12 MIN READ TIME

CORNISH CLASSIC

Long has my family boasted of ties to Cornwall, despite our predominantly Northern roots. My mother and grandmother were born there. My aunt lives there. My mother, sister and niece are named after villages there. We regularly used to holiday in the deepest, most inaccessible parts of the county. My childhood memories of Cornwall, then, are of massively steep hills, dropping down to dark, shadowy coves. Of pebbled beaches surrounded by massive, imposing rocky edifices. Of scraping bare feet on barnacles. Of watery ‘cola’, toweringly high hedges, and an almost visceral sense of claustrophobia. No wide open places here, no expansive views. I never remember feeling more inside a place, almost under it, as I did in Cornwall.

And when I grew older, and found a calling of sorts on two wheels, I never really considered the place worthy of visiting to ride. I’d fallen in love with the wide open, with majestic vistas, with mountains and sky, and above all, with space. And as cosy and comforting as my childhood experiences of Cornwall were, ‘space’ was not high on the things I felt the place possessed.

But, of course, there comes a time when preconceptions need to be challenged. There is a keen riding community in the far, far south west of our beleaguered isle, and they must perforce have some fun stuff to ride, mustn’t they? Well, it turns out, of course, that they do.

Bissoe hot right now.

And when I visited, boy was it warm. Cornwall is generally supposed to be warmer than other parts of the country, true, but the heat was almost more than my poor Yorkshireattenuated body could handle, especially having spent the previous night sleeping in the back of a van. At what felt like gas mark 7.

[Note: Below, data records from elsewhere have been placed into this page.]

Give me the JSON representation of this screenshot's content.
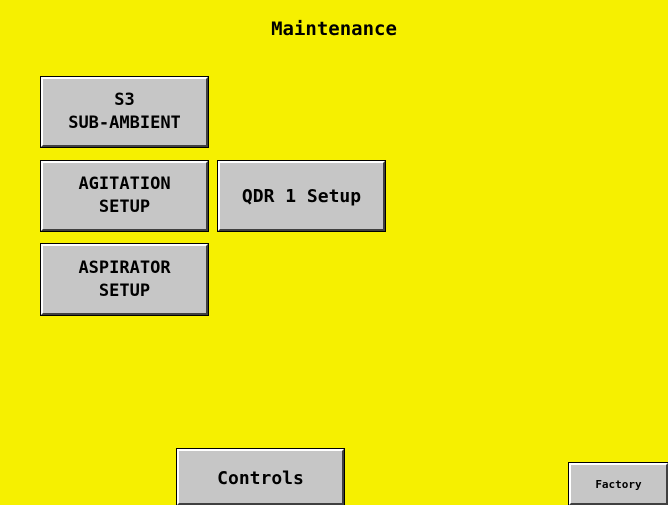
{
  "screen": {
    "title": "Maintenance",
    "background_color": "#f6f000",
    "button_color": "#c6c6c6"
  },
  "buttons": {
    "sub_ambient": {
      "line1": "S3",
      "line2": "SUB-AMBIENT"
    },
    "agitation": {
      "line1": "AGITATION",
      "line2": "SETUP"
    },
    "aspirator": {
      "line1": "ASPIRATOR",
      "line2": "SETUP"
    },
    "qdr": {
      "label": "QDR 1 Setup"
    },
    "controls": {
      "label": "Controls"
    },
    "factory": {
      "label": "Factory"
    }
  }
}
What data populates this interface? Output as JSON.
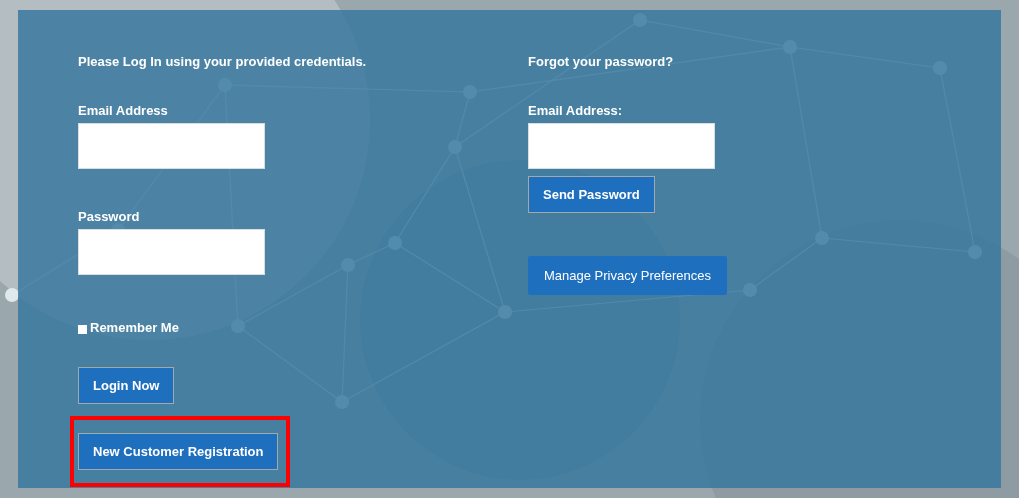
{
  "login": {
    "intro": "Please Log In using your provided credentials.",
    "fields": [
      {
        "label": "Email Address"
      },
      {
        "label": "Password"
      }
    ],
    "remember": {
      "label": "Remember Me",
      "checked": false
    },
    "buttons": [
      {
        "label": "Login Now",
        "highlighted": false
      },
      {
        "label": "New Customer Registration",
        "highlighted": true
      }
    ]
  },
  "forgot": {
    "heading": "Forgot your password?",
    "field": {
      "label": "Email Address:"
    },
    "send_button": "Send Password",
    "privacy_button": "Manage Privacy Preferences"
  }
}
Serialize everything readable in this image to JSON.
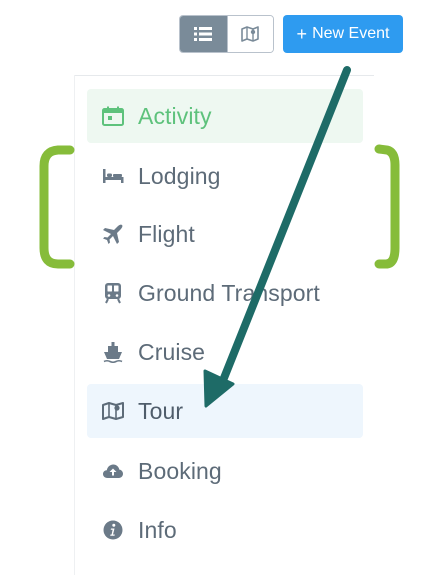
{
  "toolbar": {
    "list_view_icon": "list-icon",
    "map_view_icon": "map-icon",
    "new_event_plus": "+",
    "new_event_label": "New Event",
    "colors": {
      "primary": "#2e9bf0",
      "toggle_active": "#7a8b99"
    }
  },
  "menu": {
    "items": [
      {
        "label": "Activity",
        "icon": "calendar-icon",
        "state": "selected"
      },
      {
        "label": "Lodging",
        "icon": "bed-icon",
        "state": "normal"
      },
      {
        "label": "Flight",
        "icon": "airplane-icon",
        "state": "normal"
      },
      {
        "label": "Ground Transport",
        "icon": "train-icon",
        "state": "normal"
      },
      {
        "label": "Cruise",
        "icon": "ship-icon",
        "state": "normal"
      },
      {
        "label": "Tour",
        "icon": "map-icon",
        "state": "highlighted"
      },
      {
        "label": "Booking",
        "icon": "cloud-upload-icon",
        "state": "normal"
      },
      {
        "label": "Info",
        "icon": "info-icon",
        "state": "normal"
      }
    ],
    "colors": {
      "selected_text": "#5ec27c",
      "selected_bg": "#eef8f1",
      "highlight_bg": "#eef6fd",
      "text": "#5d6b78"
    }
  },
  "annotation": {
    "bracket_color": "#86bc3a",
    "arrow_color": "#1e6b67"
  }
}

So I was a clammy, flaky mess when I rolled into Bissoe. Even more of a clammy, flaky mess than usual, anyway. Bissoe doesn’t boast much – a former tin mine and arsenic extraction facility and a couple of small businesses. One of these, though, is Bike Chain Bissoe, a café and bike hire place located on the Coast to Coast trail that joins Portreath on the north coast to Devoran on the south, using old mining trails. These old trails criss-cross the county, and do a grand job of getting people out into the middle of the countryside with nary a car to be seen. No, they’re not the most technical of trails, at all – but they provide marvellous conduits to the more fun bits and pieces. And it was here, loaded with maps, water and an allimportant stash of hot cross buns – that my ride began.